ESPE Yearbook of Paediatric Endocrinology (2021) 18 14.12 | DOI: 10.1530/ey.18.14.12

ESPEYB18 14. Medicine and Science (1) (14 abstracts)

14.12. Associations between maternal antenatal corticosteroid treatment and mental and behavioral disorders in children

Katri Räikkönen , Mika Gissler & Eero Kajantie

JAMA. 2020; 323(19): 1924-1933.

The authors assembled a retrospective population-based cohort using nationwide registries of births and public specialized medical care settings in Finland in order to study whether antenatal corticosteroid treatment is associated with mental and behavioral disorders in children. Antenatal corticosteroid treatment exposure was associated with higher risk of any mental and behavioral disorder (12.0% vs 6.4%; adjusted hazard ratio, 1.33 [95% CI, 1.26–1.41]). Findings were stronger in term born children, and also in a within-sibpair comparison of steroid-exposed vs. non-exposed term born siblings.

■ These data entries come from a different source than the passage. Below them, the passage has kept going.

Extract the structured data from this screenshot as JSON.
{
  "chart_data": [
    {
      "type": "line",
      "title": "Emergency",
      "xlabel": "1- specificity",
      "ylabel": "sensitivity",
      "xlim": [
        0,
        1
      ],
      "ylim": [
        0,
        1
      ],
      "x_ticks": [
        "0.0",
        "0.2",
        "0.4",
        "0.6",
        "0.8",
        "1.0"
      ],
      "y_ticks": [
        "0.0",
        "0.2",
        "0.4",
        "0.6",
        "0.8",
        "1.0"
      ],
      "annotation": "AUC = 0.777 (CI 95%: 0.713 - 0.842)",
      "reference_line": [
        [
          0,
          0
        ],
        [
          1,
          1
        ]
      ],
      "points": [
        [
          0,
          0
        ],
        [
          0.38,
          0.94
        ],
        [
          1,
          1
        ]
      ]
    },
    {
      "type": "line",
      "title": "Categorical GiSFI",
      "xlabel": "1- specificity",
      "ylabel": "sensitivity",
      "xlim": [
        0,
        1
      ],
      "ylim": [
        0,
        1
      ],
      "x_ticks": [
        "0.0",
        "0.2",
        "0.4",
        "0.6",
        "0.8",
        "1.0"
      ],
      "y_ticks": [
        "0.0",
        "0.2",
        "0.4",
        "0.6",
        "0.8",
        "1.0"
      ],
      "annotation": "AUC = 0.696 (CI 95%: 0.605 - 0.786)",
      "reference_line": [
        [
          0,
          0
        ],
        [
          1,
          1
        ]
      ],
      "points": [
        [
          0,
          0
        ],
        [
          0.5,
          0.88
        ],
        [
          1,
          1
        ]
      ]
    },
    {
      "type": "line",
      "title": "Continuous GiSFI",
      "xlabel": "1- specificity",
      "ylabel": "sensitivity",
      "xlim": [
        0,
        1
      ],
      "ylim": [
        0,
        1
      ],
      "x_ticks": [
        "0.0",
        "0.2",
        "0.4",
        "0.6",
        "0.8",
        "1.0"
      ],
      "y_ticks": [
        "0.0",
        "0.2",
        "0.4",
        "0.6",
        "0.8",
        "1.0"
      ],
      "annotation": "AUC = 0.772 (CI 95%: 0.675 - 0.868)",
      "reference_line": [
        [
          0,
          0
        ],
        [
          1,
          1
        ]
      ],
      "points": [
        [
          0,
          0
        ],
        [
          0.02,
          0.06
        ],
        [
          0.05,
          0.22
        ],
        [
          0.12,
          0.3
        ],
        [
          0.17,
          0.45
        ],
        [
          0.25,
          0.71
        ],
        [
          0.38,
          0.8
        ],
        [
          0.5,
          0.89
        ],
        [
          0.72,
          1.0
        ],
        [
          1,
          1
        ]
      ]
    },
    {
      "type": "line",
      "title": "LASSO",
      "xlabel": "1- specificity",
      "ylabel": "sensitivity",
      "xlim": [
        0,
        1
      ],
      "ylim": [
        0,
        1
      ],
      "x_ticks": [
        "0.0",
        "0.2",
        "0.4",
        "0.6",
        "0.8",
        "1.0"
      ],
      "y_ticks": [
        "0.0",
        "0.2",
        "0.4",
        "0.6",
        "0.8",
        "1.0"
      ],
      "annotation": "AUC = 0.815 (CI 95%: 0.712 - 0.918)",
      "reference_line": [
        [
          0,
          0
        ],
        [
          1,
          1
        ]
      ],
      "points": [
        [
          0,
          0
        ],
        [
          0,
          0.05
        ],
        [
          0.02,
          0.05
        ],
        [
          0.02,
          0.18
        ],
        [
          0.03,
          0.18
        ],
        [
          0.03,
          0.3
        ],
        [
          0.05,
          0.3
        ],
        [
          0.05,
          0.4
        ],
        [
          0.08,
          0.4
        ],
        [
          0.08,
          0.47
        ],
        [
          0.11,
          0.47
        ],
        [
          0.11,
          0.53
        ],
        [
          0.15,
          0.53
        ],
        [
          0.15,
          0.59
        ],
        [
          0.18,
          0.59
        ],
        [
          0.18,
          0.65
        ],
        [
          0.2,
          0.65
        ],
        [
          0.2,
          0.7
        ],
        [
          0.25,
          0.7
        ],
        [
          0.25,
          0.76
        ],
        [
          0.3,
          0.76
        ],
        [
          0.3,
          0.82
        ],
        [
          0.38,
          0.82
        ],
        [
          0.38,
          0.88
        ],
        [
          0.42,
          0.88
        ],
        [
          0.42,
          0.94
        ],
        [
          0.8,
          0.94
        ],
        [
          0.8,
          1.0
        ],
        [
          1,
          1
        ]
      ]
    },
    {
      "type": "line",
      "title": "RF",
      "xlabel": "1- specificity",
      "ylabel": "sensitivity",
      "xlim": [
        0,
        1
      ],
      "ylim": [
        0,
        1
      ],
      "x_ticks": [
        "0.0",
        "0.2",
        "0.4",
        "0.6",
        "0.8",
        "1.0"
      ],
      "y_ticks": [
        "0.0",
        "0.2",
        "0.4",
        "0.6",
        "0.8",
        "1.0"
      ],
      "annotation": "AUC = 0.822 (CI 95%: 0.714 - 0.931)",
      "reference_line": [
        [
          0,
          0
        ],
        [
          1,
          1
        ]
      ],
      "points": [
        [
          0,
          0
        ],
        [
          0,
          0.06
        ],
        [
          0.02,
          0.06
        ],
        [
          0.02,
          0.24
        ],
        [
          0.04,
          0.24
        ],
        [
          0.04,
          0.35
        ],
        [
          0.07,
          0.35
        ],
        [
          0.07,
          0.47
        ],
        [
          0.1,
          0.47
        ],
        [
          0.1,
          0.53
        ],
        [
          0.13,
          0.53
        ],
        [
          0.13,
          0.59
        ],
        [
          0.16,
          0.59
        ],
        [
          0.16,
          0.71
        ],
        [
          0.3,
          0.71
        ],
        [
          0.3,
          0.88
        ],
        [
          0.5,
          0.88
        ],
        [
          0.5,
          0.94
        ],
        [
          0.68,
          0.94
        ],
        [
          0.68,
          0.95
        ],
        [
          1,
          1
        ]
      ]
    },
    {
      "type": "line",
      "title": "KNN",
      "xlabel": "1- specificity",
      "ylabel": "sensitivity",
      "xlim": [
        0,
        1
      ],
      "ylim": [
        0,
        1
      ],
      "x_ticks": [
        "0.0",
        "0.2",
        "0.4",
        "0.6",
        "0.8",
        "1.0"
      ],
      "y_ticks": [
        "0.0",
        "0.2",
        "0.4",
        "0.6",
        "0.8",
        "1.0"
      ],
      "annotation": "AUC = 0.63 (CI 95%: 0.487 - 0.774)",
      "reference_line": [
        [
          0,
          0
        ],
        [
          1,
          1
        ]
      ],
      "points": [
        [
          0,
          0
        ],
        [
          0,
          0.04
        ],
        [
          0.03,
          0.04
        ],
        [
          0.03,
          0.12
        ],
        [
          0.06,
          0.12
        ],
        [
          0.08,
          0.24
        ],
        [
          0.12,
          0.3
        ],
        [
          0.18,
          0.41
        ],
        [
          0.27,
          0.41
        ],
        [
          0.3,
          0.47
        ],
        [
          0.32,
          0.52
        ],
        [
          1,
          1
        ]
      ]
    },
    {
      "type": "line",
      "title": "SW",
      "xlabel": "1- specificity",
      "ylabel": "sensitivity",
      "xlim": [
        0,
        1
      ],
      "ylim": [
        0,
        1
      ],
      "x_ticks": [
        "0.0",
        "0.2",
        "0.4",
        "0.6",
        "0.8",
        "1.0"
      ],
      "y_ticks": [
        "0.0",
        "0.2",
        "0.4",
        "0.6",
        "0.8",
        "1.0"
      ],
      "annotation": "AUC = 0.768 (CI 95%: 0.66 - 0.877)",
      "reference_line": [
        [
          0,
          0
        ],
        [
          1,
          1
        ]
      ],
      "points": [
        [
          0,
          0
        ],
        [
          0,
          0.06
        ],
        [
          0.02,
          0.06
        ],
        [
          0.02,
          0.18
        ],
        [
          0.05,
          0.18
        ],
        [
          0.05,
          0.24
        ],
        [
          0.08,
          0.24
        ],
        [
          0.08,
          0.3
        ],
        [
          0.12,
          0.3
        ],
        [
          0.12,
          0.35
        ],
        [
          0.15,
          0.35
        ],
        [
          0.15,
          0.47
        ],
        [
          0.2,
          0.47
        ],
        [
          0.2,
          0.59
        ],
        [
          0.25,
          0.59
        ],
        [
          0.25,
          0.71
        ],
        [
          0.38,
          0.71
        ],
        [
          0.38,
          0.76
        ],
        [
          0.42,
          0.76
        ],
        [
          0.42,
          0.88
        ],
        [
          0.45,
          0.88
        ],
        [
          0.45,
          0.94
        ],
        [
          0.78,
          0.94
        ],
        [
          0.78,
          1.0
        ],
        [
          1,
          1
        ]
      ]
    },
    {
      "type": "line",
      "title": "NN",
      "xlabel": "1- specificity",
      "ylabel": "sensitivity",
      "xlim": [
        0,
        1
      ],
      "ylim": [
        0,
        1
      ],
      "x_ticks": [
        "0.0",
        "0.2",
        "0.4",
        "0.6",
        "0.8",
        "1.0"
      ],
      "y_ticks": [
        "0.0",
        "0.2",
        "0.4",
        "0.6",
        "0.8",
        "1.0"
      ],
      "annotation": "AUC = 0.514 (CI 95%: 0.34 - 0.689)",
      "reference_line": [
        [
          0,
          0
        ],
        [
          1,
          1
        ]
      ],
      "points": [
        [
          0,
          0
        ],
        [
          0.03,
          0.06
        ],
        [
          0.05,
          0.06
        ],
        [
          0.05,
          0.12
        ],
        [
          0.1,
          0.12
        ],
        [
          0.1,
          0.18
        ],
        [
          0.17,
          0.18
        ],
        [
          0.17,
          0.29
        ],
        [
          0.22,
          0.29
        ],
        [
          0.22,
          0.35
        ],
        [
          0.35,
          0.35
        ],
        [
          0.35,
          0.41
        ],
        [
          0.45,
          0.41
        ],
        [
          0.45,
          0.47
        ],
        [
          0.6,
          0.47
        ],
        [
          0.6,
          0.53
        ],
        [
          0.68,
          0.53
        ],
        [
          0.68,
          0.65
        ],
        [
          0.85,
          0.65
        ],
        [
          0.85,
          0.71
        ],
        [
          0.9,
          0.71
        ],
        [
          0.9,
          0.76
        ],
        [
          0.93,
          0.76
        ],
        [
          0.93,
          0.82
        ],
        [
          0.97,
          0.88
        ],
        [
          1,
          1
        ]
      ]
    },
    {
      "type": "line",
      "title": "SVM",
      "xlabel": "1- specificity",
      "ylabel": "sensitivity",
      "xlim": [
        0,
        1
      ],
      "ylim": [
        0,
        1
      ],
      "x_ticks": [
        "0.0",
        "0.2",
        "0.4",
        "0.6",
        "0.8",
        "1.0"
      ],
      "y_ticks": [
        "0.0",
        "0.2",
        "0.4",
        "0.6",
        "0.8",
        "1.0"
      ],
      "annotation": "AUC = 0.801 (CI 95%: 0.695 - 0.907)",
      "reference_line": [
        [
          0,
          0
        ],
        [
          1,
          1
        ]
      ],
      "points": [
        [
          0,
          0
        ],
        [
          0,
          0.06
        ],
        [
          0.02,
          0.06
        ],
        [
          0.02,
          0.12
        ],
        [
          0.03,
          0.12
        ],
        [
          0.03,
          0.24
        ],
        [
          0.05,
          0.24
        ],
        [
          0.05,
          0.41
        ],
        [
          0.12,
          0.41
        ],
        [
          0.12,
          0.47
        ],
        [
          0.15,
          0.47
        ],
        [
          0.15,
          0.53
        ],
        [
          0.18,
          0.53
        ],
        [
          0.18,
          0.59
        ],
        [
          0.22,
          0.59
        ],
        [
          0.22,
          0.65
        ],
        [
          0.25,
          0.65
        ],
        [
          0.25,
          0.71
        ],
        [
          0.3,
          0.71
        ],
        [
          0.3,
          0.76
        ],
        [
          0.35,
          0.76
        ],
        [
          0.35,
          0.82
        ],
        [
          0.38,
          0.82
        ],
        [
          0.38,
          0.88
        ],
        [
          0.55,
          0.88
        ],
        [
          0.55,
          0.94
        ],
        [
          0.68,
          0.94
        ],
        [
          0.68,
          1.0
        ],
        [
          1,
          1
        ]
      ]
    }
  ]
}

A significant proportion of infants are exposed to antenatal corticosteroid treatment, which is given to prevent neonatal comorbidities of prematurity. Current US guidelines recommend this treatment for pregnant women up to 36 weeks 6 days who are at risk for preterm delivery. In these Finnish national data, 14 868 of 674 877 (2.2%) singleton infants were exposed to antenatal corticosteroid treatment, of whom 6730 (45%) were born at term and 8138 (55%) were born preterm. However, corticosteroids cross the blood-brain barrier and may harm fetal brain development.

These findings show a robust association within term born children in a very large dataset. In particular, the within-sibpair comparison is a powerful design to control for potential familial and socioeconomic confounders. However, it is unclear whether the findings extend to preterm born children, who experience a higher cumulative incidence of mental and behavioral disorders. Among preterm born children, it is possible that the opposing benefits of antenatal corticosteroid exposure on fetal peripheral tissue maturation versus disbenefits on disrupted fetal brain development balance each other out. The relevance of these findings to fetuses with suspected CAH, who are exposed to antenatal corticosteroids from much earlier in gestation, should be determined.